Canada and U.S. sign agreement on tax evasion
Canada has signed a tax-information sharing agreement with the U.S. Treasury Department ahead of a new U.S. law that will crack down on offshore tax avoidance, senior Canadian finance officials said on Wednesday.
The agreement, which is one of 22 so-called intergovernmental agreements (IGA) between Washington and individual countries, comes ahead of the implementation in the United States in July of the Foreign Account Tax Compliance Act (FATCA).
FATCA would have forced Canadian banks to hand over information to the U.S. tax-collecting Internal Revenue Service (IRS) on U.S. citizens’ accounts worth more than $50,000.
Instead, the IGA allows Canadian tax authorities to collect information from the country’s banks and share it with the IRS under an existing bilateral tax treaty.
The Canadian officials told reporters in a briefing session that the agreement addresses serious privacy concerns they had with the original FATCA, which would have also imposed a 30 percent withholding tax on foreign businesses that do not comply with the law.

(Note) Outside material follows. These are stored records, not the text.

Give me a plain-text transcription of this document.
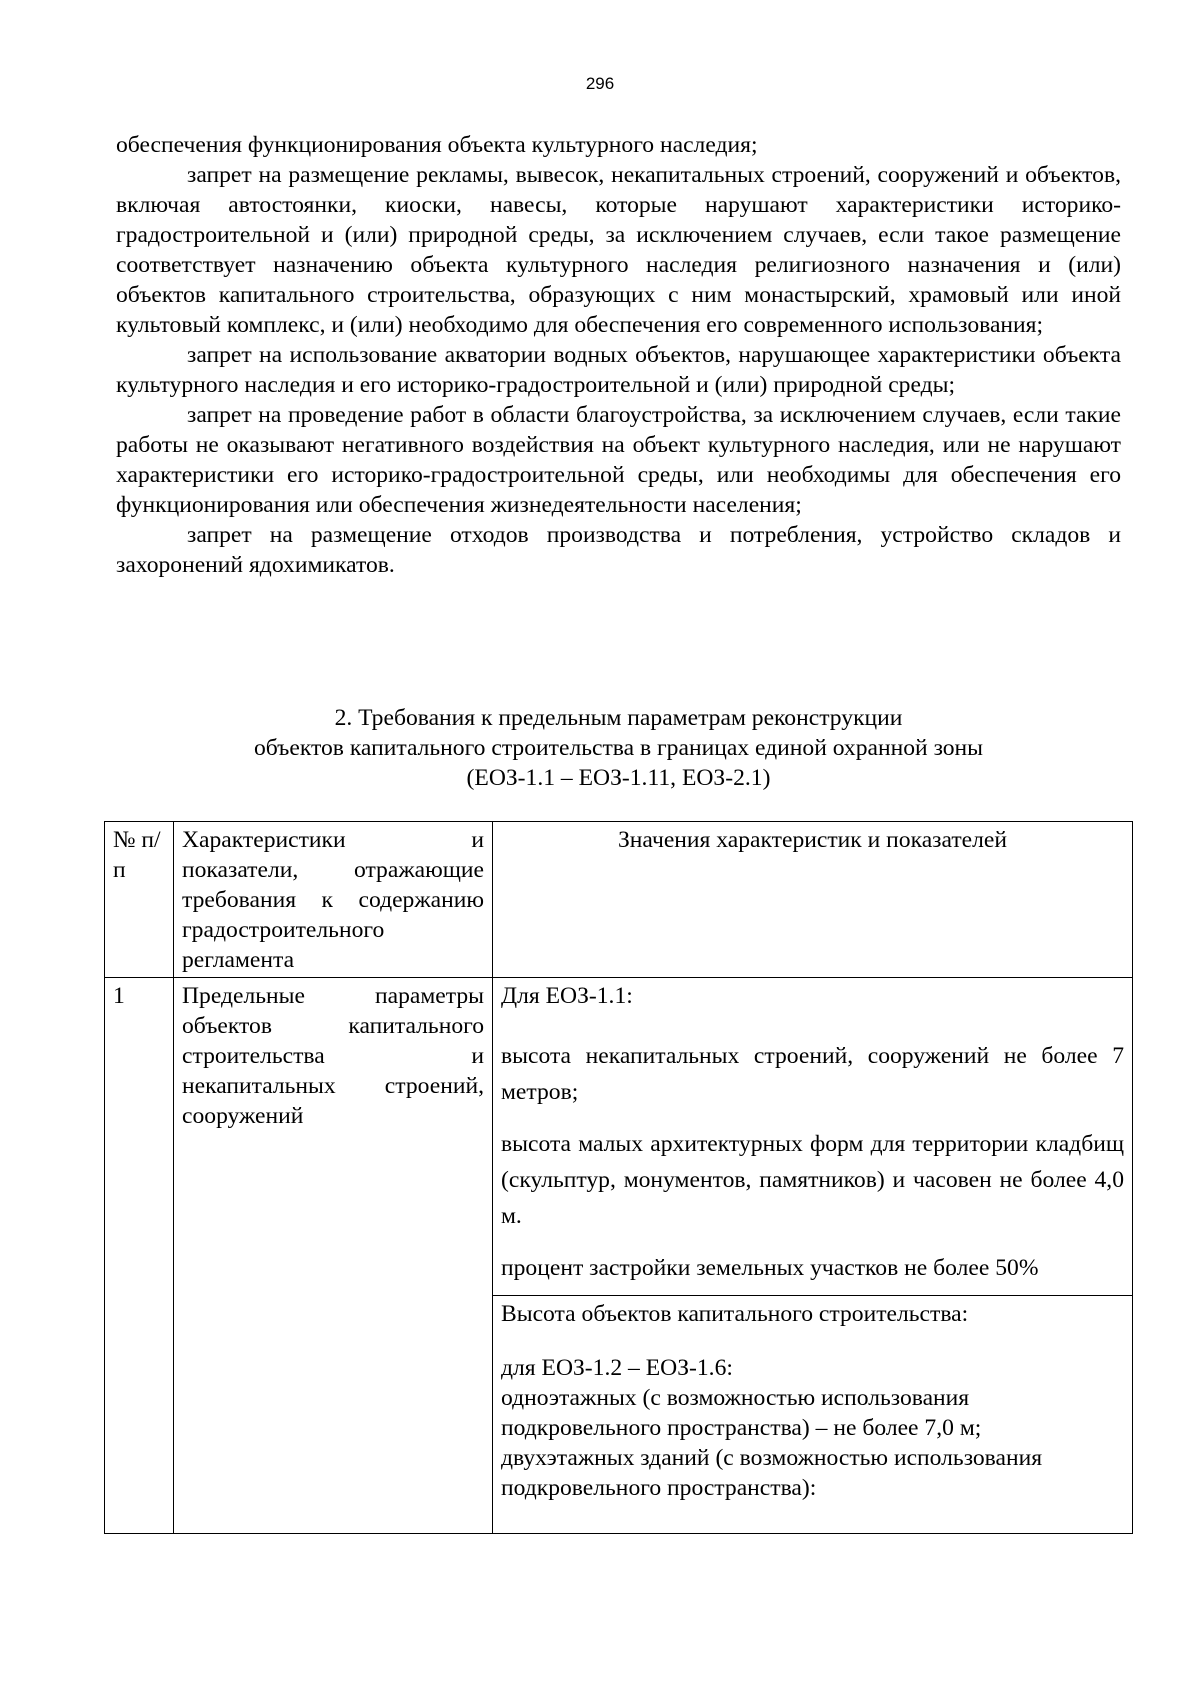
296

обеспечения функционирования объекта культурного наследия;

запрет на размещение рекламы, вывесок, некапитальных строений, сооружений и объектов, включая автостоянки, киоски, навесы, которые нарушают характеристики историко-градостроительной и (или) природной среды, за исключением случаев, если такое размещение соответствует назначению объекта культурного наследия религиозного назначения и (или) объектов капитального строительства, образующих с ним монастырский, храмовый или иной культовый комплекс, и (или) необходимо для обеспечения его современного использования;

запрет на использование акватории водных объектов, нарушающее характеристики объекта культурного наследия и его историко-градостроительной и (или) природной среды;

запрет на проведение работ в области благоустройства, за исключением случаев, если такие работы не оказывают негативного воздействия на объект культурного наследия, или не нарушают характеристики его историко-градостроительной среды, или необходимы для обеспечения его функционирования или обеспечения жизнедеятельности населения;

запрет на размещение отходов производства и потребления, устройство складов и захоронений ядохимикатов.

2. Требования к предельным параметрам реконструкции
объектов капитального строительства в границах единой охранной зоны
(ЕОЗ-1.1 – ЕОЗ-1.11, ЕОЗ-2.1)
№ п/п	Характеристики и показатели, отражающие требования к содержанию градостроительного регламента	Значения характеристик и показателей
1	Предельные параметры объектов капитального строительства и некапитальных строений, сооружений	Для ЕОЗ-1.1:

высота некапитальных строений, сооружений не более 7 метров;

высота малых архитектурных форм для территории кладбищ (скульптур, монументов, памятников) и часовен не более 4,0 м.

процент застройки земельных участков не более 50%

		Высота объектов капитального строительства:

для ЕОЗ-1.2 – ЕОЗ-1.6:

одноэтажных (с возможностью использования подкровельного пространства) – не более 7,0 м;

двухэтажных зданий (с возможностью использования подкровельного пространства):
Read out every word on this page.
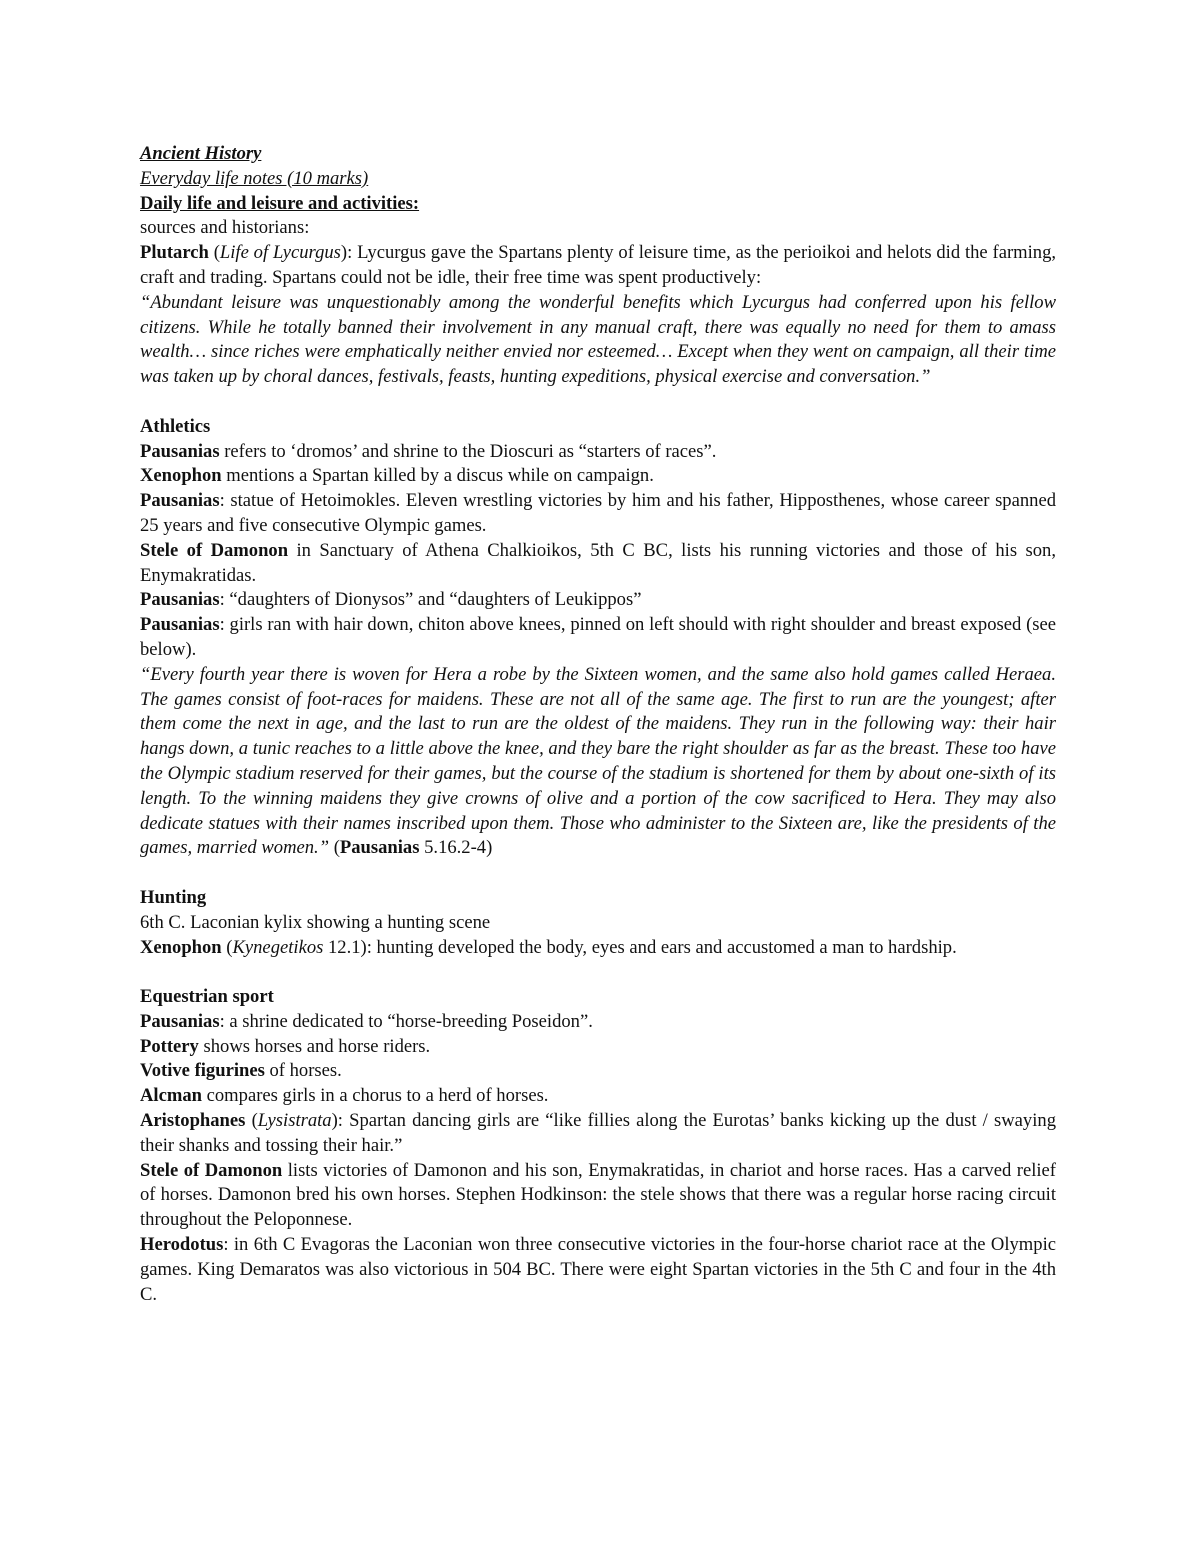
Ancient History
Everyday life notes (10 marks)
Daily life and leisure and activities:
sources and historians:
Plutarch (Life of Lycurgus): Lycurgus gave the Spartans plenty of leisure time, as the perioikoi and helots did the farming, craft and trading. Spartans could not be idle, their free time was spent productively:
“Abundant leisure was unquestionably among the wonderful benefits which Lycurgus had conferred upon his fellow citizens. While he totally banned their involvement in any manual craft, there was equally no need for them to amass wealth… since riches were emphatically neither envied nor esteemed… Except when they went on campaign, all their time was taken up by choral dances, festivals, feasts, hunting expeditions, physical exercise and conversation.”
Athletics
Pausanias refers to ‘dromos’ and shrine to the Dioscuri as “starters of races”.
Xenophon mentions a Spartan killed by a discus while on campaign.
Pausanias: statue of Hetoimokles. Eleven wrestling victories by him and his father, Hipposthenes, whose career spanned 25 years and five consecutive Olympic games.
Stele of Damonon in Sanctuary of Athena Chalkioikos, 5th C BC, lists his running victories and those of his son, Enymakratidas.
Pausanias: “daughters of Dionysos” and “daughters of Leukippos”
Pausanias: girls ran with hair down, chiton above knees, pinned on left should with right shoulder and breast exposed (see below).
“Every fourth year there is woven for Hera a robe by the Sixteen women, and the same also hold games called Heraea. The games consist of foot-races for maidens. These are not all of the same age. The first to run are the youngest; after them come the next in age, and the last to run are the oldest of the maidens. They run in the following way: their hair hangs down, a tunic reaches to a little above the knee, and they bare the right shoulder as far as the breast. These too have the Olympic stadium reserved for their games, but the course of the stadium is shortened for them by about one-sixth of its length. To the winning maidens they give crowns of olive and a portion of the cow sacrificed to Hera. They may also dedicate statues with their names inscribed upon them. Those who administer to the Sixteen are, like the presidents of the games, married women.” (Pausanias 5.16.2-4)
Hunting
6th C. Laconian kylix showing a hunting scene
Xenophon (Kynegetikos 12.1): hunting developed the body, eyes and ears and accustomed a man to hardship.
Equestrian sport
Pausanias: a shrine dedicated to “horse-breeding Poseidon”.
Pottery shows horses and horse riders.
Votive figurines of horses.
Alcman compares girls in a chorus to a herd of horses.
Aristophanes (Lysistrata): Spartan dancing girls are “like fillies along the Eurotas’ banks kicking up the dust / swaying their shanks and tossing their hair.”
Stele of Damonon lists victories of Damonon and his son, Enymakratidas, in chariot and horse races. Has a carved relief of horses. Damonon bred his own horses. Stephen Hodkinson: the stele shows that there was a regular horse racing circuit throughout the Peloponnese.
Herodotus: in 6th C Evagoras the Laconian won three consecutive victories in the four-horse chariot race at the Olympic games. King Demaratos was also victorious in 504 BC. There were eight Spartan victories in the 5th C and four in the 4th C.
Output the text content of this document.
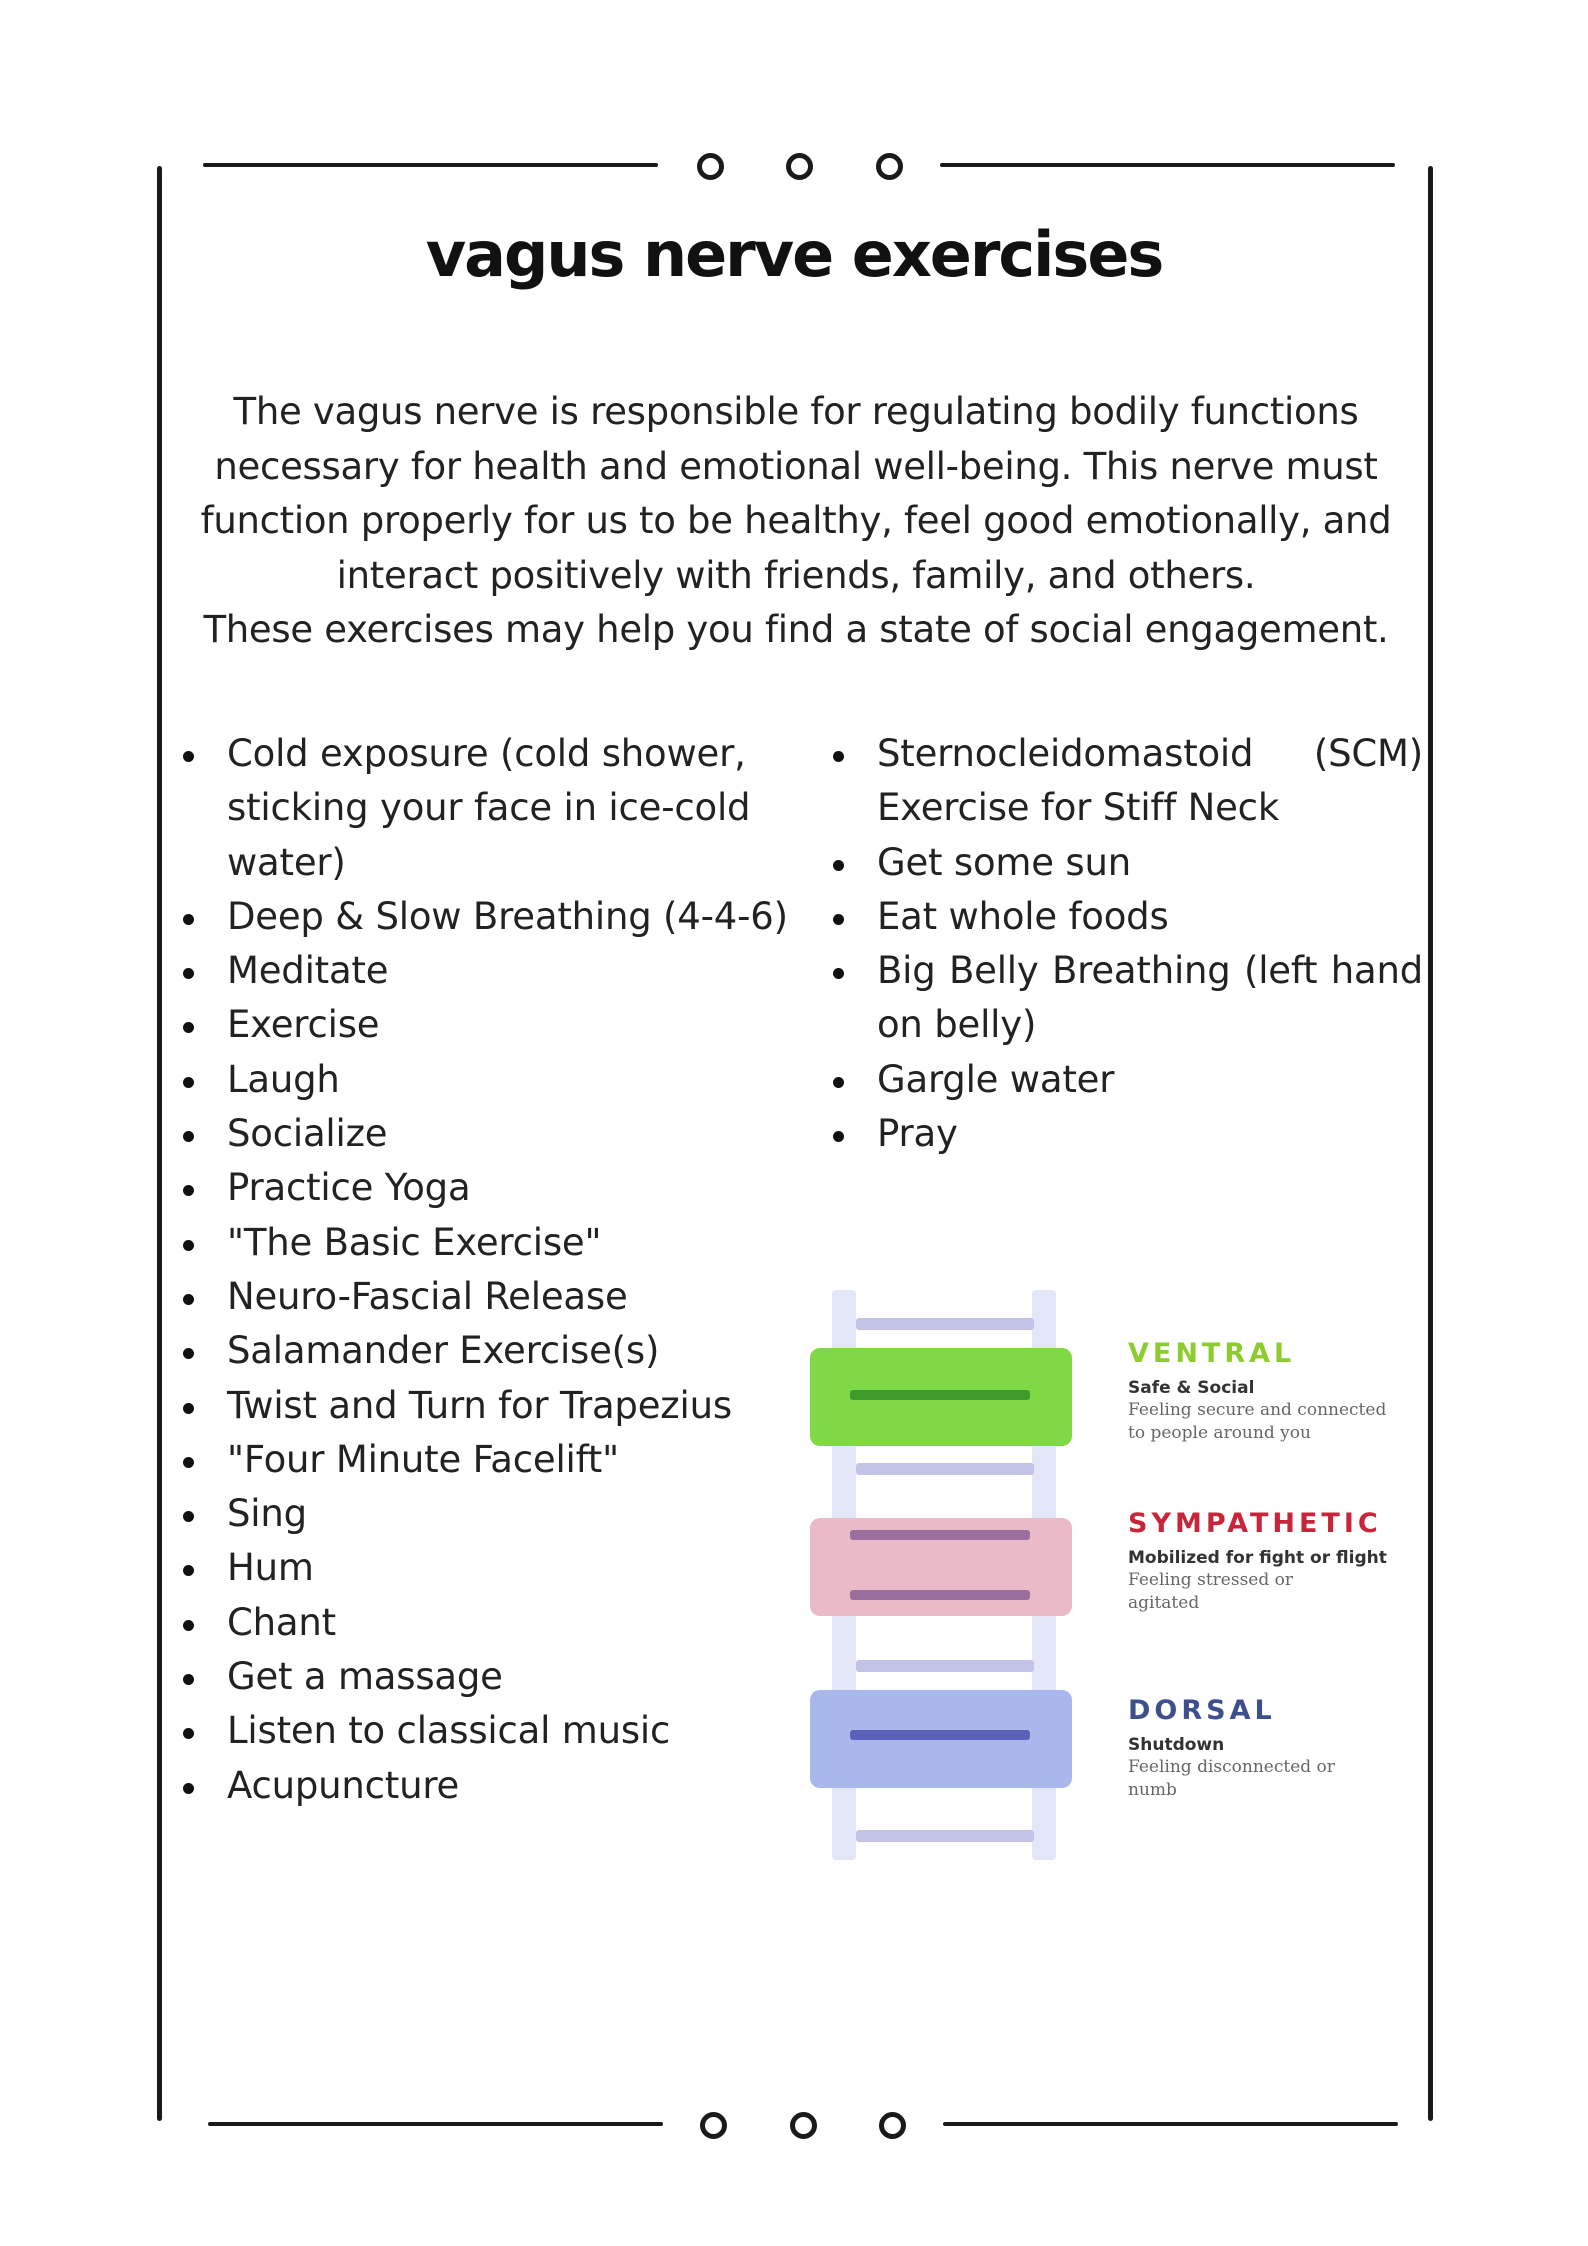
vagus nerve exercises

The vagus nerve is responsible for regulating bodily functions
necessary for health and emotional well-being. This nerve must
function properly for us to be healthy, feel good emotionally, and
interact positively with friends, family, and others.
These exercises may help you find a state of social engagement.

Cold exposure (cold shower, sticking your face in ice-cold water)
Deep & Slow Breathing (4-4-6)
Meditate
Exercise
Laugh
Socialize
Practice Yoga
"The Basic Exercise"
Neuro-Fascial Release
Salamander Exercise(s)
Twist and Turn for Trapezius
"Four Minute Facelift"
Sing
Hum
Chant
Get a massage
Listen to classical music
Acupuncture
Sternocleidomastoid (SCM) Exercise for Stiff Neck
Get some sun
Eat whole foods
Big Belly Breathing (left hand on belly)
Gargle water
Pray

VENTRAL

Safe & Social

Feeling secure and connected to people around you

SYMPATHETIC

Mobilized for fight or flight

Feeling stressed or agitated

DORSAL

Shutdown

Feeling disconnected or numb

The IGA also narrows the scope of information required to be collected from account holders in Canada, the officials said. Some smaller financial institutions will be exempt as well as certain registered savings vehicles such as Canadian registered retirement savings plans.
Banks will start collecting information in July of this year and the Canada Revenue Service will begin reporting to the IRS in 2015.